Applications in Physics

• Velocity: The derivative of the position function with respect to time gives velocity.
• Acceleration: The derivative of the velocity function gives acceleration.
• Graphical Interpretation:
  • Increasing function: Positive derivative indicates motion in a positive direction.
  • Decreasing function: Negative derivative indicates motion in a negative direction.
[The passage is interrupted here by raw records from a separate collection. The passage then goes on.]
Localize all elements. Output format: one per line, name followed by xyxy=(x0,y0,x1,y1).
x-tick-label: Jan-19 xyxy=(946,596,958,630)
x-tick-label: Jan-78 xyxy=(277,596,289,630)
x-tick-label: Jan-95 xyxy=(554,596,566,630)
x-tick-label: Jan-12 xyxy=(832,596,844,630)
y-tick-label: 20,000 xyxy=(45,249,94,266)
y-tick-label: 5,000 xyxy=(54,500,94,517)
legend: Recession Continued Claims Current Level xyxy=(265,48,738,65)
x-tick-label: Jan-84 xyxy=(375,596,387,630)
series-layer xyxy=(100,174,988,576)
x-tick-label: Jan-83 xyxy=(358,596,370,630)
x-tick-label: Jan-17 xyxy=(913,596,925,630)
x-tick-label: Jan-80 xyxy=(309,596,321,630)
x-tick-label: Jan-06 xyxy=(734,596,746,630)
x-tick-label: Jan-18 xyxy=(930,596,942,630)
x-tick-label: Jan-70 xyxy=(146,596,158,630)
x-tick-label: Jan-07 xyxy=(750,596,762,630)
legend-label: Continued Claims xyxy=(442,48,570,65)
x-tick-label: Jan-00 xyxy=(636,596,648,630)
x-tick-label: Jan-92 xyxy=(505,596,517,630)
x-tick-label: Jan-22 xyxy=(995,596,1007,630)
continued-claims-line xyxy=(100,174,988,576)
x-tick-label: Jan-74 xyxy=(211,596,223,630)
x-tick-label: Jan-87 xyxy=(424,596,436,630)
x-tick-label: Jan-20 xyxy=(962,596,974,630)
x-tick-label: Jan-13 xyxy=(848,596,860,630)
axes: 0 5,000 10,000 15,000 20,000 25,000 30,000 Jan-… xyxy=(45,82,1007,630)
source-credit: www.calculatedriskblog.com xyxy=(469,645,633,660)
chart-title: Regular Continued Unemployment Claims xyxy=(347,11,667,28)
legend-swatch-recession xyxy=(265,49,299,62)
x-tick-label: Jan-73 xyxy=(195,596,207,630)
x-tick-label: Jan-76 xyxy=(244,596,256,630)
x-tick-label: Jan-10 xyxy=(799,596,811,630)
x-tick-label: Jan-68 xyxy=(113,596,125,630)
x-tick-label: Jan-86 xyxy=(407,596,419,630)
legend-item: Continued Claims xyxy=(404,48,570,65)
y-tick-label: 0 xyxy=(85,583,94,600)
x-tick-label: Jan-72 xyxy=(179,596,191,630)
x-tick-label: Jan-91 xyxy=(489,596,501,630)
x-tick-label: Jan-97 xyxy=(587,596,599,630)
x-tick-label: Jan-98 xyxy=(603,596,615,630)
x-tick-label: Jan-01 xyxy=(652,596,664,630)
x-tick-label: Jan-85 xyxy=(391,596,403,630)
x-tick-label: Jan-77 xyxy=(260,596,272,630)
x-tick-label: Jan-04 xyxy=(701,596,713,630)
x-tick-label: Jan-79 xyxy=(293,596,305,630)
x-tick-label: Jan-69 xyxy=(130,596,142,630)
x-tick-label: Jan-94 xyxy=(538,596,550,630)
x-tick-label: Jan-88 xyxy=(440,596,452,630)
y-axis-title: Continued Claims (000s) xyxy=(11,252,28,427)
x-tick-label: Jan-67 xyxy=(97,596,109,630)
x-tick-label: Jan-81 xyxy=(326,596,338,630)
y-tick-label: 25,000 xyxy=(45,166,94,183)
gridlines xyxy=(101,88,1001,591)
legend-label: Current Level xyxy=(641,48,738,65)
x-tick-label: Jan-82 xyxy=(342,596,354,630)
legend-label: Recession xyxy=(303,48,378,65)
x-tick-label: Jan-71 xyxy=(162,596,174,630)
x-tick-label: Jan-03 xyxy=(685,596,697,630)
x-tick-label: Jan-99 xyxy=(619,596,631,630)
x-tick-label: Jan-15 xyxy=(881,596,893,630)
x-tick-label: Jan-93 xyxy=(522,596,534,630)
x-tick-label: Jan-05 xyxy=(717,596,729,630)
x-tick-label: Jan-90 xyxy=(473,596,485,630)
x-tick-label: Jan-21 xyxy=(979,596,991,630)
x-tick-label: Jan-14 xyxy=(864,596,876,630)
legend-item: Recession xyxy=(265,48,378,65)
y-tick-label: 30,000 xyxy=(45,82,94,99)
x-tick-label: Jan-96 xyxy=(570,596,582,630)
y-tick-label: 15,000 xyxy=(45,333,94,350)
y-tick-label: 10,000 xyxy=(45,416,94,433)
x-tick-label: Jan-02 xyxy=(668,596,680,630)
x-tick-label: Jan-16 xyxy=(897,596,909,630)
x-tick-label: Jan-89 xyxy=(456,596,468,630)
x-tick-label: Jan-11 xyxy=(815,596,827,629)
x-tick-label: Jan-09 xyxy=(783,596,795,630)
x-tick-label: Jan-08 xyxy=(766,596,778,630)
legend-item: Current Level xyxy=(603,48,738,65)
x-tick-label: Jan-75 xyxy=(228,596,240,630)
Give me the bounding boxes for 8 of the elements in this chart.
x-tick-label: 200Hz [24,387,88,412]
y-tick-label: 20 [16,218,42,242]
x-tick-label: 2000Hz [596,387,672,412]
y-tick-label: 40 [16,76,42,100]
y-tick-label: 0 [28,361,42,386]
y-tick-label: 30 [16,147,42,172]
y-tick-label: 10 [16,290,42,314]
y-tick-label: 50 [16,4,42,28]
Derivative Tests for Extrema

• First Derivative Test:

  • Identify critical points where ( f'(x) = 0 ) or ( f'(x) ) is undefined.
  • Determine the sign of ( f'(x) ) before and after the critical point.
    • If ( f' ) changes from positive to negative: local maximum.
    • If ( f' ) changes from negative to positive: local minimum.

• Second Derivative Test:

  • Compute ( f''(x) ) at the critical point ( x = c ).
    • If ( f''(c) > 0 ): local minimum.
    • If ( f''(c) < 0 ): local maximum.
    • If ( f''(c) = 0 ): test is inconclusive.

Definition and Properties

• A derivative quantifies the rate of change of a function as its input varies.
• Defined mathematically as the limit of the average rate of change as the interval approaches zero.
• Notated as ( f'(x) ) or ( \frac{dy}{dx} ).
• If a function ( f(x) ) is continuous at a point ( x ), then ( f'(x) ) exists.
• The derivative of a constant function is zero.
• For a power function, the derivative follows the formula: ( \frac{d}{dx}(x^n) = nx^{n-1} ).
• The first derivative ( f'(x) ) represents the slope of the tangent line to the function at any given point.

Higher-order Derivatives

• Higher-order derivatives refer to the derivatives of derivatives.
• Second derivative notated as ( f''(x) ) and represents ( \frac{d^2y}{dx^2} ).
• Third derivative notated as ( f'''(x) ) representing ( \frac{d^3y}{dx^3} ).
• The second derivative indicates the concavity of the function:
  • If ( f''(x) > 0 ), the function is concave up, suggesting a local minimum.
  • If ( f''(x) < 0 ), the function is concave down, suggesting a local maximum.

Rules of Differentiation

• Sum Rule: Derivative of a sum is the sum of the derivatives: ( (f + g)' = f' + g' ).
• Difference Rule: Derivative of a difference is the difference of the derivatives: ( (f - g)' = f' - g' ).
• Product Rule: For the product of two functions: ( (fg)' = f'g + fg' ).
• Quotient Rule: For the quotient of two functions: ( \left(\frac{f}{g}\right)' = \frac{f'g - fg'}{g^2} ).
• Chain Rule: For composite functions: if ( y = f(g(x)) ), then ( \frac{dy}{dx} = f'(g(x)) \cdot g'(x) ).

Applications in Physics

• Velocity is determined by taking the derivative of the position function concerning time.
• Acceleration is the derivative of the velocity function.
• A positive derivative indicates an increasing function and motion in a positive direction.
• A negative derivative indicates a decreasing function and motion in a negative direction.

Derivative Tests for Extrema

• First Derivative Test:

  • Identify critical points where ( f'(x) = 0 ) or ( f'(x) ) is undefined.
  • Analyze the sign of ( f'(x) ) around critical points.
  • A change from positive to negative indicates a local maximum.
  • A change from negative to positive indicates a local minimum.

• Second Derivative Test:

  • Evaluate ( f''(x) ) at the critical point ( x = c ).
  • If ( f''(c) > 0 ), a local minimum is present.
  • If ( f''(c) < 0 ), a local maximum is present.
  • If ( f''(c) = 0), the result is inconclusive.

Description

This quiz covers the definition, properties, and notation of derivatives in calculus. It also explores higher-order derivatives and their interpretations, focusing on concavity and rates of change. Test your understanding of these fundamental concepts in calculus.